Teamwork: Rather than compete for airtime or idea superiority, team members work together to bring the idea count up, not down, and strengthen each other’s positions rather than defeat them.
Allowing people a chance to ideate without interruption promotes more ideas–and more original ones. Leigh Thompson, a professor at the Kellogg School of Management at Northwestern University, found that brainwriting groups generated 20 percent more ideas and 42 percent more original ideas as compared to traditional brainstorming groups. “When one person is talking you’re not thinking of your own ideas,” Thompson said. “Sub-consciously you’re already assimilating to my ideas.”

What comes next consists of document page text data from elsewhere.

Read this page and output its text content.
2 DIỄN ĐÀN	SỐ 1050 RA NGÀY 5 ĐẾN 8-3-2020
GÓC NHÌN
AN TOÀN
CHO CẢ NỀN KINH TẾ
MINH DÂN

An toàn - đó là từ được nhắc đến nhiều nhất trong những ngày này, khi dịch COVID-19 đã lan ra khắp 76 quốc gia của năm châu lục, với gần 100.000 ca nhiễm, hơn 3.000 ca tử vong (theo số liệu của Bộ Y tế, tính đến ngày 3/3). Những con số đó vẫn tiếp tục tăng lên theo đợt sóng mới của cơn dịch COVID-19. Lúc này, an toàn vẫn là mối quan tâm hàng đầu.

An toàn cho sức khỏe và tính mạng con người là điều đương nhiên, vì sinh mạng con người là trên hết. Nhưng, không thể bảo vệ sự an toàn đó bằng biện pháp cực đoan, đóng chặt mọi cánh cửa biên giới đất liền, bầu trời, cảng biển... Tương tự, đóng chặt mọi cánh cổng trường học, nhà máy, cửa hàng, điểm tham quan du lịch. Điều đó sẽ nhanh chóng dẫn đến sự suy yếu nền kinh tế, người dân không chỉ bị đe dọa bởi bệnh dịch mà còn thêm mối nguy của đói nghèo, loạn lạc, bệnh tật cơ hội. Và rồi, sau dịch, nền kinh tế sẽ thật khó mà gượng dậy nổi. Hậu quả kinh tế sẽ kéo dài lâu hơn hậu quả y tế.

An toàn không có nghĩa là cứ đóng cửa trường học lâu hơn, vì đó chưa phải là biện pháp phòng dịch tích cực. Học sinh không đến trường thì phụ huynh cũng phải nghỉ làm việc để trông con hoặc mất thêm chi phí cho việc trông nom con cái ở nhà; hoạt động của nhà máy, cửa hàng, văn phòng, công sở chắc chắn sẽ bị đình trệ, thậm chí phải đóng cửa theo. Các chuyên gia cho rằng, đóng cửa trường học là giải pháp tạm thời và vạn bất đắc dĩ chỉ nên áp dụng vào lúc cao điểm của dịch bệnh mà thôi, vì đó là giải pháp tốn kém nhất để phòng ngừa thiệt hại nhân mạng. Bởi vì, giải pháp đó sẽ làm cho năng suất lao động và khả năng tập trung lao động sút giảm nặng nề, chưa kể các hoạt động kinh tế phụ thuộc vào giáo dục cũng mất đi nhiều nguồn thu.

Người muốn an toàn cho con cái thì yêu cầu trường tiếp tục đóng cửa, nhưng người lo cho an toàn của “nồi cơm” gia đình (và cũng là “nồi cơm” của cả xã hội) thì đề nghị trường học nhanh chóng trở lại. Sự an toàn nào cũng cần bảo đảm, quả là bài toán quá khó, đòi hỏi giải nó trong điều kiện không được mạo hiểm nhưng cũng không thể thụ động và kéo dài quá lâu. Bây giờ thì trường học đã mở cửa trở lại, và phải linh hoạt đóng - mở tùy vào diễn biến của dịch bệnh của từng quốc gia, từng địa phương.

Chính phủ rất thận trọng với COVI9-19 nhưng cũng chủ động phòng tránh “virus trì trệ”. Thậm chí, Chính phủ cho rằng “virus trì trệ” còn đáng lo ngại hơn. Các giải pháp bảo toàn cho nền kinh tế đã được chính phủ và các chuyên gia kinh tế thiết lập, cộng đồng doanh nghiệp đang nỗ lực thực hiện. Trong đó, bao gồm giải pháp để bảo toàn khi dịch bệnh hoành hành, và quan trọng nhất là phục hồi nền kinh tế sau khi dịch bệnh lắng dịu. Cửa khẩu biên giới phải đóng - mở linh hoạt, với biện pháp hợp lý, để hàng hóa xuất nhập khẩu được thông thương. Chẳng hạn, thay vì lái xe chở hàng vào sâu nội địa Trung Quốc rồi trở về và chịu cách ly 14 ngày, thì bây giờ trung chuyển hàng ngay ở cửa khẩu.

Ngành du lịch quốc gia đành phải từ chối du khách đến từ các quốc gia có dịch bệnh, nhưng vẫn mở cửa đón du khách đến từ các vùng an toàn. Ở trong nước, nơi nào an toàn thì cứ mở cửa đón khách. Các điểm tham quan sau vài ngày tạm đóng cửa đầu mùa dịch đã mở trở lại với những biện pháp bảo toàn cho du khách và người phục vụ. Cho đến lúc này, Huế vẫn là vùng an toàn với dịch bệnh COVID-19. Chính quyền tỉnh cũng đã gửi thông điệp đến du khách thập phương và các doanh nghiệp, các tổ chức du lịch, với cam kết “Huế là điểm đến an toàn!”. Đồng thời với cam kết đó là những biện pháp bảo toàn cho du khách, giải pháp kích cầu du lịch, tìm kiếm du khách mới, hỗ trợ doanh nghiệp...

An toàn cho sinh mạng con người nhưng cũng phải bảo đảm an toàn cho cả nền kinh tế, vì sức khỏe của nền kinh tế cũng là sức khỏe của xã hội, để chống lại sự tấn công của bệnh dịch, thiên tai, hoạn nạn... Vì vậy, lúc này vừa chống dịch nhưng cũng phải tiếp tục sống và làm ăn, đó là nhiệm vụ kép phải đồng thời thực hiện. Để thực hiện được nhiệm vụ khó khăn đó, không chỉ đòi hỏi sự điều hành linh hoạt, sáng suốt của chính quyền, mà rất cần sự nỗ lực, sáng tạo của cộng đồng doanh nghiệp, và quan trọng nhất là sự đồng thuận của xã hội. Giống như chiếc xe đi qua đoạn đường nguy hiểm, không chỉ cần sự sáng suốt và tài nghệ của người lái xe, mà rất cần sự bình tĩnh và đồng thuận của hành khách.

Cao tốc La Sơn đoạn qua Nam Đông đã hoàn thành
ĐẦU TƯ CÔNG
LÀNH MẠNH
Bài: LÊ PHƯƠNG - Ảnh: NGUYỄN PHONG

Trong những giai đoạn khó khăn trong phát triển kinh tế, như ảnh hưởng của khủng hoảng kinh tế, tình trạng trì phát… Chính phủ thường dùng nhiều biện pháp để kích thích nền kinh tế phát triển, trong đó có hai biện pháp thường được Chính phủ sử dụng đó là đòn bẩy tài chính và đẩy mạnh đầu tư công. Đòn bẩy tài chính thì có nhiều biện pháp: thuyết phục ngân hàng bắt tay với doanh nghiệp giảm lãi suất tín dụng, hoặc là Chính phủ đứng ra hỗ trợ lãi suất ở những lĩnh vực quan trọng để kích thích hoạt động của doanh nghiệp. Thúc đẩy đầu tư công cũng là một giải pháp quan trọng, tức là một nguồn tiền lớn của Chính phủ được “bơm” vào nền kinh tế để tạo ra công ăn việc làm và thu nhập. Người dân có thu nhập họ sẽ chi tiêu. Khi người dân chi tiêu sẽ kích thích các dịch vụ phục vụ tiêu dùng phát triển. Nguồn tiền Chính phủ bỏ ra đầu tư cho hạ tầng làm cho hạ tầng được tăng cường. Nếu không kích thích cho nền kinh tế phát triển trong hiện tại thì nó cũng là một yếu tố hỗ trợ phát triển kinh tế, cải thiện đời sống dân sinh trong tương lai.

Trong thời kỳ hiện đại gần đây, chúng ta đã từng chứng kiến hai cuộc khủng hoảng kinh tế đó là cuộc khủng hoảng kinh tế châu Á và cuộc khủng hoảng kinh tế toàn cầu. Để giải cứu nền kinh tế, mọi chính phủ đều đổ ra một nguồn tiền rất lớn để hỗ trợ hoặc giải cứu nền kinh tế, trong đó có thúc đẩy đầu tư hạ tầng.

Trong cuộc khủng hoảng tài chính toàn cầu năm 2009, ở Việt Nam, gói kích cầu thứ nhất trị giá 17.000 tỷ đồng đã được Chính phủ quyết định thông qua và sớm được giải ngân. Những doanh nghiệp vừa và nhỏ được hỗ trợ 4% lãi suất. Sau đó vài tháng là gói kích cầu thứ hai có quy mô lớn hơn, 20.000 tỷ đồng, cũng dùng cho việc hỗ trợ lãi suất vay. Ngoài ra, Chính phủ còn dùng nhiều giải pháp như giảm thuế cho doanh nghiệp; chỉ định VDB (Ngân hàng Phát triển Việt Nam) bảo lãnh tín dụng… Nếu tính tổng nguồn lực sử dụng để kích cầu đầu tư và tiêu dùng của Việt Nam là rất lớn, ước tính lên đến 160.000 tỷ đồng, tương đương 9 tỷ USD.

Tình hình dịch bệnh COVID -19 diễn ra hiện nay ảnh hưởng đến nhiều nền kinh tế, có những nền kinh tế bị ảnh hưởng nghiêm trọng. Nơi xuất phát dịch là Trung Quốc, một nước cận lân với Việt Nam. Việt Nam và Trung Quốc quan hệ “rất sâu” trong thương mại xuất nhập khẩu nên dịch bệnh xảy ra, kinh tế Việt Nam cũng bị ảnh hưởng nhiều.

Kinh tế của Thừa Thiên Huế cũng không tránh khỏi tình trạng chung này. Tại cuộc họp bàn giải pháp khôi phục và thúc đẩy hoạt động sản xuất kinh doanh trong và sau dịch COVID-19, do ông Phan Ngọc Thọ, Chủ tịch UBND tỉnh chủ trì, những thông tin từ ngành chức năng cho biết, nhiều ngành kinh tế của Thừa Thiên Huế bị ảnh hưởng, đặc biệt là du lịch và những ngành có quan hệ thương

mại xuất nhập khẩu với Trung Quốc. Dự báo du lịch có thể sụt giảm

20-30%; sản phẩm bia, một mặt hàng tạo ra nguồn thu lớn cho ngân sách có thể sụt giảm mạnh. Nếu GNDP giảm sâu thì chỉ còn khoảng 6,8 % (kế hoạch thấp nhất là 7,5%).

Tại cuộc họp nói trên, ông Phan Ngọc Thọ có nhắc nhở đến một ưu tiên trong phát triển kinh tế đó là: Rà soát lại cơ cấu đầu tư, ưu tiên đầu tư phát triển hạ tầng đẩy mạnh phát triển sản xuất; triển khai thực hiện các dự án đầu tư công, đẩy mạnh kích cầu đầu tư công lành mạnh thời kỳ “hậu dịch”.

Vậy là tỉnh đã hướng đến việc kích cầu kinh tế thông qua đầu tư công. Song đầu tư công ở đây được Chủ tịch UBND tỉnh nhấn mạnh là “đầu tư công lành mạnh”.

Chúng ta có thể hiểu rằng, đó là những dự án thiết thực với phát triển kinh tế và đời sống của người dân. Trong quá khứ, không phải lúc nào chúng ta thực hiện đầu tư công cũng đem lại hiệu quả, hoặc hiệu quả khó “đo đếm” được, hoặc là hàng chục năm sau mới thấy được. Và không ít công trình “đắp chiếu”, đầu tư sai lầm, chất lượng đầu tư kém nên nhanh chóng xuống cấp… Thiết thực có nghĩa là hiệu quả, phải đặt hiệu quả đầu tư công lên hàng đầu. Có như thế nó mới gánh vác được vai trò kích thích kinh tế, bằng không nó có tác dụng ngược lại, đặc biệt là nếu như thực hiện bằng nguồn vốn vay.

There are some great digital tools that lend support and structure to brainwriting, but whether it drives more creativity and collaboration among your team comes down to three caveats:
Explain the process:To avoid falling victim to “fad fever,” brainwriting needs a clear rationale. Make sure your team understands why you’re encouraging a shift from the familiar mode of brainstorming and the benefits it will bring. Clarity greases the wheels of change.
Set a clear target: Brainwriting works best when there’s a specific problem to solve. “Increase sales by 10 percent” and “Generate 10 times page visits per month” are clearer targets – and thus more solvable challenges – than “Improve employee happiness” and “Elevate customer service.”
Act on ideas: People shut off their creative thinking when they suspect their ideas fall down the rabbit hole. Don’t elicit ideas from your team unless you’re prepared to act on them. Seeking their input but failing to execute on it will deplete the creative capital of everyone around you. And in the event that one of these ideas turns out to be a winner, be sure to credit the person or team responsible for it.
Staying ahead of the curve is never easy, but brainwriting can strengthen your team’s creative dynamics by providing a time-efficient, equitable solution that lets all voices be heard and the best ideas succeed. When we work together, the results we achieve can surpass anything we might produce on our own.